Möglichkeiten zur Überprüfung der auditiven Wahrnehmung
 Richtungen von Geräuschquellen zeigen und nennen
 Mit geschlossenen Augen klatschen, klopfen, stampfen
 Geräusche der Umwelt (tropfender Wasserhahn, Wind) erkennen
 Fortsetzen einfacher Rhythmen
 Kurze Geschichte nacherzählen
 Wörter auf Grund ihrer „auditiven Länge) unterscheiden
 Ähnlich klingende Wörter unterscheiden
5. Sprechen
Das Sprechen stellt die wichtigste Voraussetzung für die Entwicklung des Denkens
dar.
Möglichkeiten zur Überprüfung im sprachlichen Bereich
 Befolgen sprachlicher Anweisungen
 Verwendung annähernd richtiger Sprachstruktur (Satzbau, Wortfolge, Fallendungen)
 Sinngemäße Antworten auf gestellte Fragen geben
 Erklären einfacher Begriffe, wie Haus, Baum etc.
 Richtige Artikulation von Lauten
 Dem Sprachsinn angepasste Sprachmelodie (Fragesatz, Befehle, Ausrufe etc.)
einhalten
6. Körperschema und Lateralität
Das Körperschema, d. h. das Bewusstsein des eigenen Körpers und der Körperbegriff sind ein wichtiger Zugang zur Umwelt und zur Orientierung.
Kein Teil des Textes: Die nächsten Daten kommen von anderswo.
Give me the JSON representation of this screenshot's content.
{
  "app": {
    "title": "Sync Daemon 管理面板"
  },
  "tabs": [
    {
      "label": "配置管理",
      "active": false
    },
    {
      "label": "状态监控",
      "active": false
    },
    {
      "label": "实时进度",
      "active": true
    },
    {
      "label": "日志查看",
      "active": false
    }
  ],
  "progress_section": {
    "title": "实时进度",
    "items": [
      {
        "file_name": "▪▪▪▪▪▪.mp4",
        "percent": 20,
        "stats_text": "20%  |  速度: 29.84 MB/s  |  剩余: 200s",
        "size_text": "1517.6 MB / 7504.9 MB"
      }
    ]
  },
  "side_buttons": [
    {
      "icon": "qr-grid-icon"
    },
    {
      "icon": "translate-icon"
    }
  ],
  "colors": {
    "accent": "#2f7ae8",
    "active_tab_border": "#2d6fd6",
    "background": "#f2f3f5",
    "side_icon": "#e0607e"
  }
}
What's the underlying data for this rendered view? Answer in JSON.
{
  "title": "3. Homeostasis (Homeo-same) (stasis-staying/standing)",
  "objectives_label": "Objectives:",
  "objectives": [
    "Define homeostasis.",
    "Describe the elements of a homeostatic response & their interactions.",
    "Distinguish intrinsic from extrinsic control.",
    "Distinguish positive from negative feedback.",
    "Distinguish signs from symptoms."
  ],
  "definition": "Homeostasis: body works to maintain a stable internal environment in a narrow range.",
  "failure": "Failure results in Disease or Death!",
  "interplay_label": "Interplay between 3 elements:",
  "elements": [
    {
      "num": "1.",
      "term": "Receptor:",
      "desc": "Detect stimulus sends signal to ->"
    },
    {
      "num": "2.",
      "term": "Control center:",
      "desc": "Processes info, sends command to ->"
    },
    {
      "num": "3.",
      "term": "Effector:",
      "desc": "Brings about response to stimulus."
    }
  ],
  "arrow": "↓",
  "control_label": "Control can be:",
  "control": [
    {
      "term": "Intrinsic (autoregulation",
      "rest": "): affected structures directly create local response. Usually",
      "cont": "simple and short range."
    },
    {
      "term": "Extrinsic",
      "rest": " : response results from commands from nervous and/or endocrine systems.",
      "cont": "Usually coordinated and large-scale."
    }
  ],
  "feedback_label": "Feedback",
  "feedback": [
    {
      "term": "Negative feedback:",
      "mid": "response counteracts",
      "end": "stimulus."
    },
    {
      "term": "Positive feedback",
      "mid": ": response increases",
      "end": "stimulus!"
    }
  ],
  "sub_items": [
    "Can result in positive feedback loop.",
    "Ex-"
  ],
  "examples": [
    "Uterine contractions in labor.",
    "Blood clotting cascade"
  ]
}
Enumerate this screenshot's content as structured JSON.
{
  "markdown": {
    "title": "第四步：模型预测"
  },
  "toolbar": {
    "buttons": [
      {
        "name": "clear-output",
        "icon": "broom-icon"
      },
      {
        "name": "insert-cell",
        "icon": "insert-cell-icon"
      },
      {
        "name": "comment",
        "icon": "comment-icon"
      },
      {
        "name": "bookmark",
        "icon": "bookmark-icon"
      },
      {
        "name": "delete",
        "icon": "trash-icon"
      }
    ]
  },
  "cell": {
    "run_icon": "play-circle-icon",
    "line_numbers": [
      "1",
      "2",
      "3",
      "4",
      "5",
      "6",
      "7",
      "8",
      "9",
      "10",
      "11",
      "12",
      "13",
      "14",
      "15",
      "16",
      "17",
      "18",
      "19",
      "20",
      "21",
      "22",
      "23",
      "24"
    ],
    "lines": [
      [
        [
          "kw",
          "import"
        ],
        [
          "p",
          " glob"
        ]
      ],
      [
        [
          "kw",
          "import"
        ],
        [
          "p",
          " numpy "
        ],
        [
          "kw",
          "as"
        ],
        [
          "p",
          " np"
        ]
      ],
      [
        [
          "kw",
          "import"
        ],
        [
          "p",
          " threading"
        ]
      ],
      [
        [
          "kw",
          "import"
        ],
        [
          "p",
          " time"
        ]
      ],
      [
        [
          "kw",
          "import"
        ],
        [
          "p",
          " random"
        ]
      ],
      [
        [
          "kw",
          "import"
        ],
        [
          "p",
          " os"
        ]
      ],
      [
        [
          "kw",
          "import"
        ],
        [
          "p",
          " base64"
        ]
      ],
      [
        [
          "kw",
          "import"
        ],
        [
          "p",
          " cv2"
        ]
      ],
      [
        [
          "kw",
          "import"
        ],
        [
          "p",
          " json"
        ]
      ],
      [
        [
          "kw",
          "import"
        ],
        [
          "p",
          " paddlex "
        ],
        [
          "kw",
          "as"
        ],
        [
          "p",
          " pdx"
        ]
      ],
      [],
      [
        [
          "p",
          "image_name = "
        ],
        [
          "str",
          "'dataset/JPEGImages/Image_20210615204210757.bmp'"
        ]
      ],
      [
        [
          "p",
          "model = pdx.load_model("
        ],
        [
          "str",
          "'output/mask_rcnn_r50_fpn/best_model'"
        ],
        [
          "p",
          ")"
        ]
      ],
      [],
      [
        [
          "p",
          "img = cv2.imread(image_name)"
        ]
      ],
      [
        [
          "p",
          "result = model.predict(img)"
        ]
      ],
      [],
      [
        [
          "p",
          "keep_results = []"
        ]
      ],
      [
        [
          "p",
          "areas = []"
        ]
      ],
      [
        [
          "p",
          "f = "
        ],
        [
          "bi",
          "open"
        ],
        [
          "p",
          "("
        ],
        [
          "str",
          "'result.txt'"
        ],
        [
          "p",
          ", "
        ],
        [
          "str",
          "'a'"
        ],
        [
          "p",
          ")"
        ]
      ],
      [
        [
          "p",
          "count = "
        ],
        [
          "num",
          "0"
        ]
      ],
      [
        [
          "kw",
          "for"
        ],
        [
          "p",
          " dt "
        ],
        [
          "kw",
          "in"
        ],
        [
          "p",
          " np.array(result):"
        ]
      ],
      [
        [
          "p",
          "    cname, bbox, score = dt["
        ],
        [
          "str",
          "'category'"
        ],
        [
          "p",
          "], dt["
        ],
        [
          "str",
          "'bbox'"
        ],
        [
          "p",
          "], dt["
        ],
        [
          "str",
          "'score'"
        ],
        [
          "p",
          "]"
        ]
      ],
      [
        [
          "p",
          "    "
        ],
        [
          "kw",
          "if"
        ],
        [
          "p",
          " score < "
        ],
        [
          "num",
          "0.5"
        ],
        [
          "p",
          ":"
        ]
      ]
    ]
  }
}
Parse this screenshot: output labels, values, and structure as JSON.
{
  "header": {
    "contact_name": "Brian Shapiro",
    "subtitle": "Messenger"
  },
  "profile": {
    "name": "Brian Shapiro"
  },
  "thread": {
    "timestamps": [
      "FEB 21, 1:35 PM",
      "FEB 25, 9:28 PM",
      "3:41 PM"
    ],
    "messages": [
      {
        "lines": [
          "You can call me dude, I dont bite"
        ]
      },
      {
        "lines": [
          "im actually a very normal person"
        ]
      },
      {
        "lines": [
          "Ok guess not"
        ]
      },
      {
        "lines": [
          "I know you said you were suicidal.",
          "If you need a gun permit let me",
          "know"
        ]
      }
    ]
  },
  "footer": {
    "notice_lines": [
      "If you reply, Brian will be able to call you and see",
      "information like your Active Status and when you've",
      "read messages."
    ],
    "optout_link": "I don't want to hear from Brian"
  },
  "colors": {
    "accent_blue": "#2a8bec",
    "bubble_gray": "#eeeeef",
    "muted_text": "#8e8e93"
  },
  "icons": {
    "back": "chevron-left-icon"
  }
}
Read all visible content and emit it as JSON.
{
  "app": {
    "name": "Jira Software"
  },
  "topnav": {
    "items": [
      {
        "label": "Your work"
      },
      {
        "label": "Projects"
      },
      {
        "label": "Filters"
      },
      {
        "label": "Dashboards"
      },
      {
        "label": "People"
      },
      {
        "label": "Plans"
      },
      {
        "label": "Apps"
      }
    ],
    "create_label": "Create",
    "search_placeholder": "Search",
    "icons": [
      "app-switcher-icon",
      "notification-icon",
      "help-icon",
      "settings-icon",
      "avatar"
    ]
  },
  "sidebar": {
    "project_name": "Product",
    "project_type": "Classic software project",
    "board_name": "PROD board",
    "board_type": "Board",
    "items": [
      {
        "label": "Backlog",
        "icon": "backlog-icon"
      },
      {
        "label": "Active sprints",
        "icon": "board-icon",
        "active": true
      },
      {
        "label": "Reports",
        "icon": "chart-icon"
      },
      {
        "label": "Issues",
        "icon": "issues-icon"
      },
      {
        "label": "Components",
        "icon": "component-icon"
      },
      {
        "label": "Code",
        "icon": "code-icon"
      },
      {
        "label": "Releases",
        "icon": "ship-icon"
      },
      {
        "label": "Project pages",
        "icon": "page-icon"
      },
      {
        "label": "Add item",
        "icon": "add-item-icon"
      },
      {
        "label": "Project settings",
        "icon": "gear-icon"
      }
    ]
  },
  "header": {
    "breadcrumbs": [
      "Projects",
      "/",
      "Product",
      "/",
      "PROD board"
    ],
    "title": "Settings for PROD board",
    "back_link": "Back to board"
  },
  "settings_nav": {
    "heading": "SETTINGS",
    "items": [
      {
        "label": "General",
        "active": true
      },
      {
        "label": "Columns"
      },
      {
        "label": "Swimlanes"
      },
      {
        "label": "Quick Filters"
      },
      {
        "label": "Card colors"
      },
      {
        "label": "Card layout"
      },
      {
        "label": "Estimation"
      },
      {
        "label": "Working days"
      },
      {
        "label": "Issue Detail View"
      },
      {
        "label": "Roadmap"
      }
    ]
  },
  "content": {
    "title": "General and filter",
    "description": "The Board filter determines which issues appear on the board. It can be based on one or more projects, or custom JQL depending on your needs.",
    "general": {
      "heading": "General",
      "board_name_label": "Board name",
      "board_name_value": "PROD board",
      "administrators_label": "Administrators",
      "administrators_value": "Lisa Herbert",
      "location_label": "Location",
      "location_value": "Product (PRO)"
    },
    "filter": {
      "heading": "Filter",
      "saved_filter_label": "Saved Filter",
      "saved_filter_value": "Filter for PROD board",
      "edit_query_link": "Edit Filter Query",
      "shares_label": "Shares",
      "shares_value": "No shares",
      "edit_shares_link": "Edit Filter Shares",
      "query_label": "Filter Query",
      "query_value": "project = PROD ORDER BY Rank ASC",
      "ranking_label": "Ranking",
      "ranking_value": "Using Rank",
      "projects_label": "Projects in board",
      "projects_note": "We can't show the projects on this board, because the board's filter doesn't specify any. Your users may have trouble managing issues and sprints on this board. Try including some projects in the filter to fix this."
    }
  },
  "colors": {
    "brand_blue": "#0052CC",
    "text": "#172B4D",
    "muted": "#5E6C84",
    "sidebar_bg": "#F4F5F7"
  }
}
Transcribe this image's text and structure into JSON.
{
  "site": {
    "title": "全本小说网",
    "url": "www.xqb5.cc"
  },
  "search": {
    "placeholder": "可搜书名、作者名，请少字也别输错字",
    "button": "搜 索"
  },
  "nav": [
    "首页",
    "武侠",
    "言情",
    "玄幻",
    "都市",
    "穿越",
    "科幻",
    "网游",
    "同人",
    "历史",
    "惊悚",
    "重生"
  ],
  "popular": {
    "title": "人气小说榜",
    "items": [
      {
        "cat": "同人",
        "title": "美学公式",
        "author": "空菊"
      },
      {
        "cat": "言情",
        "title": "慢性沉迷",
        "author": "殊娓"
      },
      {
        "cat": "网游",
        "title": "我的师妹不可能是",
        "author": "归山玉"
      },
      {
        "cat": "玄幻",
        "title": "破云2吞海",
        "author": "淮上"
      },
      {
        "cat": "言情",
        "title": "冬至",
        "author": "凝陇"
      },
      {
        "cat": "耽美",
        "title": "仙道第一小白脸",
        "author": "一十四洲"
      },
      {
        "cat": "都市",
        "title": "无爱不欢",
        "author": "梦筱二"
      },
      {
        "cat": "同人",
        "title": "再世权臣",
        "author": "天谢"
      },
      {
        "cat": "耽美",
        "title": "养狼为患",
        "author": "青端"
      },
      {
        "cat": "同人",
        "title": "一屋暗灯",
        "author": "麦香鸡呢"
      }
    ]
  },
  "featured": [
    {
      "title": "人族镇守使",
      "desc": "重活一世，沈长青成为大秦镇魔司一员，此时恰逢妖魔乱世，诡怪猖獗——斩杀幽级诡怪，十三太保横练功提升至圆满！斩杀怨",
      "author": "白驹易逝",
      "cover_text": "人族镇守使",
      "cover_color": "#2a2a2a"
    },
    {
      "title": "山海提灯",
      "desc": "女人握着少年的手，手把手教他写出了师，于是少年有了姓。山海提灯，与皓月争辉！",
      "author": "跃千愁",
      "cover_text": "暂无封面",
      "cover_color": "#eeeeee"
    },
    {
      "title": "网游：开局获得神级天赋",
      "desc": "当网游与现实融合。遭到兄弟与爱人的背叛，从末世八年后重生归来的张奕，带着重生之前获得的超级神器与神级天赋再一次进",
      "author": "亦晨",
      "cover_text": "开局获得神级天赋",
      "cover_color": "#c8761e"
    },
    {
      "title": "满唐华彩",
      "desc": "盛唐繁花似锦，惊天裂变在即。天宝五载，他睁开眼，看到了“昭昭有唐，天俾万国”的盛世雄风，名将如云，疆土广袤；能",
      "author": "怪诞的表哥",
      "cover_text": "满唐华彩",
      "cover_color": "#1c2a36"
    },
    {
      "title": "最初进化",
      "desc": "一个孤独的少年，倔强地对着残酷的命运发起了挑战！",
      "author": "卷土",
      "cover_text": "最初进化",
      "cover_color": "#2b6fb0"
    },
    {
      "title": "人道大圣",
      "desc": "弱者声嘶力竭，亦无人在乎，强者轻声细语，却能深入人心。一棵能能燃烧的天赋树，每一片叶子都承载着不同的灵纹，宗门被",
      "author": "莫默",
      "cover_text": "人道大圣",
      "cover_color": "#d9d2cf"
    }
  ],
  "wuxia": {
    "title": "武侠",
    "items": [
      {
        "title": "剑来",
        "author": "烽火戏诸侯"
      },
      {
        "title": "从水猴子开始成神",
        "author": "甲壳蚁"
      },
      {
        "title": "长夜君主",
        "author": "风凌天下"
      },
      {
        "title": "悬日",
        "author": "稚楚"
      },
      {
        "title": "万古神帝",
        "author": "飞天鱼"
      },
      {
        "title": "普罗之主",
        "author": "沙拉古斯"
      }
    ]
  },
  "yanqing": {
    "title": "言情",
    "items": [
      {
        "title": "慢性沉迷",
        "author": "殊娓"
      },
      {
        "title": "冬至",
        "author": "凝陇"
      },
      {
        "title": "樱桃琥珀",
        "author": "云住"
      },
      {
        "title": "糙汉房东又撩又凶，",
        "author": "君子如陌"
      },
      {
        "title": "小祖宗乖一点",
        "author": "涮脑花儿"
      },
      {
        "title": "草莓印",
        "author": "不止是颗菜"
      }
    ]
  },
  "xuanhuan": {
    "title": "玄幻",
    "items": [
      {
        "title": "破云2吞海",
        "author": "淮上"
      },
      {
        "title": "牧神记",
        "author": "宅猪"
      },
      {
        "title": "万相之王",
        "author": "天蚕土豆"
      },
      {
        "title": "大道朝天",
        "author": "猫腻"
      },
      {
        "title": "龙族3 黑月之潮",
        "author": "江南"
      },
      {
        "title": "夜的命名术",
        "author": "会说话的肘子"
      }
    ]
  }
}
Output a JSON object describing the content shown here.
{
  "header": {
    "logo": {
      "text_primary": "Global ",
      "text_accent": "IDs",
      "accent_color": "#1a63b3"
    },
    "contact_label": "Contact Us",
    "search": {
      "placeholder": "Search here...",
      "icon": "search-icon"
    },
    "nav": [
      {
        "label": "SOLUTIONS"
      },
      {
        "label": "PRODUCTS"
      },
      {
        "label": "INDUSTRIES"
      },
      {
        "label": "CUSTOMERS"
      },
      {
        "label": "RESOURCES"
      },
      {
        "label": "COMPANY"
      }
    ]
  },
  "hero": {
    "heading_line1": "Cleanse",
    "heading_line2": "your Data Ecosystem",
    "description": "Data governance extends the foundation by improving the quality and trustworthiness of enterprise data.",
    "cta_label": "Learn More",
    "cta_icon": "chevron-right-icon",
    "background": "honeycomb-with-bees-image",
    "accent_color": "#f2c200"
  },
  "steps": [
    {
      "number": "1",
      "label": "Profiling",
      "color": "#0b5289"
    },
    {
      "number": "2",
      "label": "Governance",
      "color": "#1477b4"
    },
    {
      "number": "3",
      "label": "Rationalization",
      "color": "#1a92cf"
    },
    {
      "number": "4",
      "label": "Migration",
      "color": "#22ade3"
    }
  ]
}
Die Dominanz
einer Körperseite stellt eine wichtige Voraussetzung für die Kooperation der beiden
Gehirnhälften.
Möglichkeiten zur Überprüfung des Körperschemas
 Zeichnen eines Selbstbildnisses mit den wichtigen Körperteilen
 Einzelne Körperteile benennen und am eigenen Körper zeigen
 Einzelne Körperteile an einer Puppe zeigen
 Gliederpuppe mit Hilfe von Stäbchen legen
Möglichkeiten zur Feststellung der Dominanz
 Mit welcher Hand schreibt das Kind?
 Mit welcher Hand bedient es den Lichtschalter?
 Mit welcher Hand wickelt es den Faden auf?
 Auf welchem Bein steht es?
 Mit welchem Auge schaut es durch das Schlüsselloch?
 An welches Ohr hält es den Telefonhörer?
 An welches Ohr hält es die tickende Uhr?
II.
Kognitive Schulfähigkeit
Die Kinder befinden sich bei Schuleintritt entwicklungspsychologisch gesehen in der
Phase des naiven Realismus. Diese dauert etwa vom sechsten bis zum achten
Lebensjahr eines Kindes. Das Kind gewinnt eine zunehmend realistische Weltauffassung, wobei die Zuwendung zu den realen Gegebenheiten des Lebens noch
auf das Erlebnisfeld des Kindes beschränkt ist.
Das Kind lernt, Erfahrungen im Sinne logischer Denkstrukturen zu generalisieren. Es
kommt zu einer Überwindung der Diskrepanz zwischen Erfahrungswissen und
Denkprinzip, da das Erfahrungswissen in die logischen Denkstrukturen integriert
werden kann. Nach Piaget befindet sich das Kind in der kognitiven Struktur des
„anschaulichen Denkens“, dh das Kind gewinnt aus der unmittelbaren Anschauung
und aus dem agierenden Umgang mit den Dingen neue Kenntnisse.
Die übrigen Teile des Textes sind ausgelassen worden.